On May 24, 1962, the Oswalds arrived in Moscow to attend to the final
details of their departure from Russia. On June 1, Oswald signed a
promissary note at the American embassy for a repatriation loan of $435.71,
the money needed for his return, and the couple boarded a train that same
evening.

Their trip home also has nagging indications of intelligence handling.
The Warren Commission said they crossed out of Communist territory at
Brest. Yet Marina's passport was stamped at Helmstedt, one of the major
checkpoints on the East German border. Intriguingly, Oswald's passport
shows no Helmstedt stamp at all, raising the possibility that he somehow
traveled a different route from Marina's.

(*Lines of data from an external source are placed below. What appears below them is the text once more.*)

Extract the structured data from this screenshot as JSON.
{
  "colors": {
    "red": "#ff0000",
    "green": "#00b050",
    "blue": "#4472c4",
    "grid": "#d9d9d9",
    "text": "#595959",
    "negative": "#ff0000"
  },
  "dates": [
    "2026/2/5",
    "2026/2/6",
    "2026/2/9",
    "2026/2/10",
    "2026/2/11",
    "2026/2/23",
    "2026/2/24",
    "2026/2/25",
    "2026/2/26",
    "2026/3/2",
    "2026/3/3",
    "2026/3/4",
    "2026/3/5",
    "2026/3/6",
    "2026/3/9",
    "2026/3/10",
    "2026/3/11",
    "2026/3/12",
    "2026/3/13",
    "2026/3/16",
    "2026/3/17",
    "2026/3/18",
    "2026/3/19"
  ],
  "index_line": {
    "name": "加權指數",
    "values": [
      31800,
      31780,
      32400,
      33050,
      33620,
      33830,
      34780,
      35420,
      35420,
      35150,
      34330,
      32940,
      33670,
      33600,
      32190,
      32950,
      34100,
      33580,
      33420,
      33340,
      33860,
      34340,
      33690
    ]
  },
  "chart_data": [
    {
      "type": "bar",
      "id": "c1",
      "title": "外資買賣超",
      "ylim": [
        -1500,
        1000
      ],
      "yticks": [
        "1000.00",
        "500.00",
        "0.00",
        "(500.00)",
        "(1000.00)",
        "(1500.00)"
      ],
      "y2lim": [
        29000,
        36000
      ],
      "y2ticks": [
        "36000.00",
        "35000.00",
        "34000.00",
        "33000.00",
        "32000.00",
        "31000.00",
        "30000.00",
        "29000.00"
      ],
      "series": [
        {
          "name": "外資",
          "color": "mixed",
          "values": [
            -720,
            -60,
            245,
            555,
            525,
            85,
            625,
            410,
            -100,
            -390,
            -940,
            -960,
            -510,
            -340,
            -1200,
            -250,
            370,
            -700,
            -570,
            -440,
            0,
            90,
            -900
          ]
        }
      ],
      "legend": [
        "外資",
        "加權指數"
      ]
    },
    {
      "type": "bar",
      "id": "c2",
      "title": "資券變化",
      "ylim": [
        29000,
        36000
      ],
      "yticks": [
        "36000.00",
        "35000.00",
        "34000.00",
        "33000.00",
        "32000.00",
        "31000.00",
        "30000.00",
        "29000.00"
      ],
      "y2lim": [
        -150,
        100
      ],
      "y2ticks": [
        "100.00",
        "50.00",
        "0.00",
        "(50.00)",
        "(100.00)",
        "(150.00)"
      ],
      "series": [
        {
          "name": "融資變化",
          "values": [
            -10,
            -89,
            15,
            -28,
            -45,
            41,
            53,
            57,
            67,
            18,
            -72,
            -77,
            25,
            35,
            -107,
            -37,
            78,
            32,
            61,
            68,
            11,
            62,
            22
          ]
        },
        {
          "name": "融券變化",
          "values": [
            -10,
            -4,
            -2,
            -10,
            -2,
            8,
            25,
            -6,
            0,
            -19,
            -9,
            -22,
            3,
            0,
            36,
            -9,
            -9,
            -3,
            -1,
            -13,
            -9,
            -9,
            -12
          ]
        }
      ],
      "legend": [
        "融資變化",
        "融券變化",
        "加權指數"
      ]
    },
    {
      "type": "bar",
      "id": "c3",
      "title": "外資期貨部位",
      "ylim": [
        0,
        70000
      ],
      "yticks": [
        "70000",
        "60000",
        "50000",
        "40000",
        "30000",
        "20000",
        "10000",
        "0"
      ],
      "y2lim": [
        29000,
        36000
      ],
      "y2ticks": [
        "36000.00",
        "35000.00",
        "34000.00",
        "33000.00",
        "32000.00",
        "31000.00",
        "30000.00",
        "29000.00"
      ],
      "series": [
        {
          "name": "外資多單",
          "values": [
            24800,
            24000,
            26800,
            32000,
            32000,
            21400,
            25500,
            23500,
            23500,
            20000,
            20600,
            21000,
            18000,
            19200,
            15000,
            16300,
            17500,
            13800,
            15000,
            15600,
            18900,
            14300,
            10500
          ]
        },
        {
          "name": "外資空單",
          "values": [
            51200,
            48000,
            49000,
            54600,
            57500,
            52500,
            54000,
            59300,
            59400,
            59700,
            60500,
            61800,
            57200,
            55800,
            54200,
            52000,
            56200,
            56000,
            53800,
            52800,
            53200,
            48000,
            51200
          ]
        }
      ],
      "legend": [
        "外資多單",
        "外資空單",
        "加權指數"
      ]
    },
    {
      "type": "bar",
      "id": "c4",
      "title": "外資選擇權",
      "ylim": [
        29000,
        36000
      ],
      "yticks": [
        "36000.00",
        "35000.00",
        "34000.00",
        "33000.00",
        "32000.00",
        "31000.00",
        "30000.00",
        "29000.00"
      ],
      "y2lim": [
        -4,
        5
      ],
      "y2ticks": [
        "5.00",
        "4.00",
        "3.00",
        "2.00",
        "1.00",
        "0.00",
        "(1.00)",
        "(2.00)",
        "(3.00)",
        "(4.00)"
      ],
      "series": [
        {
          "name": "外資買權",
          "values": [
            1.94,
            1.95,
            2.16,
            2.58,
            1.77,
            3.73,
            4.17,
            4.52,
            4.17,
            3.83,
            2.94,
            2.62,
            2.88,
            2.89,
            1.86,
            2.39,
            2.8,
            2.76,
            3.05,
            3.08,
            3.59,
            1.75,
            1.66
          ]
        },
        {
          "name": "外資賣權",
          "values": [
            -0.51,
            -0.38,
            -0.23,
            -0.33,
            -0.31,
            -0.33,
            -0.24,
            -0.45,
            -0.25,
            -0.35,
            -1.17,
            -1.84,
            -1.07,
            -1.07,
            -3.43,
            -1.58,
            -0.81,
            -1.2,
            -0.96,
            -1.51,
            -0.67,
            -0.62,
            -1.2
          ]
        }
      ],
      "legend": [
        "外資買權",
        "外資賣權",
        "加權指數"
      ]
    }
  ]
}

Arriving in Amsterdam, the Oswalds stayed-not in a hotel-but in a
private establishment recommended by someone in the American embassy
in Moscow, according to Marina. She described this place variously as a
"private apartment" and as a "boardinghouse." While the official record
shows they stayed here only one night, after the assassination Marina
recalled a three-day stay and she reacted with confusion when questioned
about this by the House Select Committee on Assassinations. She did note
that advanced arrangements had been made at this place and that their
hosts spoke English.

Many researchers suspect that Oswald, and perhaps Marina, were "debriefed" by U.S. intelligence during their Dutch stopover. Even the chief
counsel of the Warren Commission called the episode "unexplained."